Of course, Buffy did what the first council did, by not offering the girls a choice.
but the show took a radical turn in tone in S5-7. Which are coincidentally, Dawn's seasons.
I'm not sure the problem was Dawn as much as leaving school behind. Certainly by late S5, the show lost its overriding theme of "High school/ college is hell." After that, there was no real overriding theme that was both semi-realistic and entertaining.

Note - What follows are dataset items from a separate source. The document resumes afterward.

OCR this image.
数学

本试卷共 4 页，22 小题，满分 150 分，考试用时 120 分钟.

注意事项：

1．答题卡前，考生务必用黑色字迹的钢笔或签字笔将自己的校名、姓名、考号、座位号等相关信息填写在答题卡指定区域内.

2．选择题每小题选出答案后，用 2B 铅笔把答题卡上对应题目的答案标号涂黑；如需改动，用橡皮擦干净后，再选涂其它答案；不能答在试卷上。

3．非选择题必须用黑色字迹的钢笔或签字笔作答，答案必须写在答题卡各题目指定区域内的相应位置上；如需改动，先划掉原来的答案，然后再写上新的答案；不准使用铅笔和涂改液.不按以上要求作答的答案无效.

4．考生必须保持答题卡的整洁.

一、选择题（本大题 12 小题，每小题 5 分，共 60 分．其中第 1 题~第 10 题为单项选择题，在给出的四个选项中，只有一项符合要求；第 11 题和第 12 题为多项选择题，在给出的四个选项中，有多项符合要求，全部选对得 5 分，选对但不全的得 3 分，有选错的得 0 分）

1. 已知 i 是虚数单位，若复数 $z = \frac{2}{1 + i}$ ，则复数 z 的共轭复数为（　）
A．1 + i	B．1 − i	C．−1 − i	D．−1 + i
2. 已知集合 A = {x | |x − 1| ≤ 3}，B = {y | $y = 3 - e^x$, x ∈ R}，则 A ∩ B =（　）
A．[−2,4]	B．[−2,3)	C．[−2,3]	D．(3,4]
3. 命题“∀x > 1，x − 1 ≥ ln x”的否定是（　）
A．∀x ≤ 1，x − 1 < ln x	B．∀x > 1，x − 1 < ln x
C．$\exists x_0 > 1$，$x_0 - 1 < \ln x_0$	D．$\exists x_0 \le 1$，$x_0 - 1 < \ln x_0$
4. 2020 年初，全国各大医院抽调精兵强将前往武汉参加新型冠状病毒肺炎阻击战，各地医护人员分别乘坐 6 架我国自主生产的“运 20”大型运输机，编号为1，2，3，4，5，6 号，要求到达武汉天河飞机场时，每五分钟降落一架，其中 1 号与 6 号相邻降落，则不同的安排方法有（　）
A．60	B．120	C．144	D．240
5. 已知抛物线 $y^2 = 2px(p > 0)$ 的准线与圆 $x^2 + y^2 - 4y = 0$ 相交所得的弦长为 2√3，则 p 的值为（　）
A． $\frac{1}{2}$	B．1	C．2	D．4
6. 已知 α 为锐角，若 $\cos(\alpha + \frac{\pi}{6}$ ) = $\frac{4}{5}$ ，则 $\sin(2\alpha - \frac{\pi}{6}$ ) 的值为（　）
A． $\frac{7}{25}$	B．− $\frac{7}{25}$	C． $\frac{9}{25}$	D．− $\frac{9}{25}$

And my rankings: S5 was mostly solid (it's the season I started watching, BTW). S6 was brilliant at both ends, but sagged badly in the middle (DMP and AYW, anyone?). S7 started well but became a mess (except for "Storyteller" and, oddly enough, LMPTM) -- with some too-little-too-late improvement at the end.
AYW, anyone?
Yeah, actually. It has its faults, several of them, but of all of season 6, it's my third most-watched episode (after the Smashed and Wreaked).
I agree that there were a lot of problems with S7, and a lot of missed opportunities, but I also remember how much I liked the first part of the season, some of the shows in the middle, and the finale.
This is where I am, too. They should have done more with Dawn and Xander, less with the stupid frelling UberVamps, and used the Potentials in fewer episodes.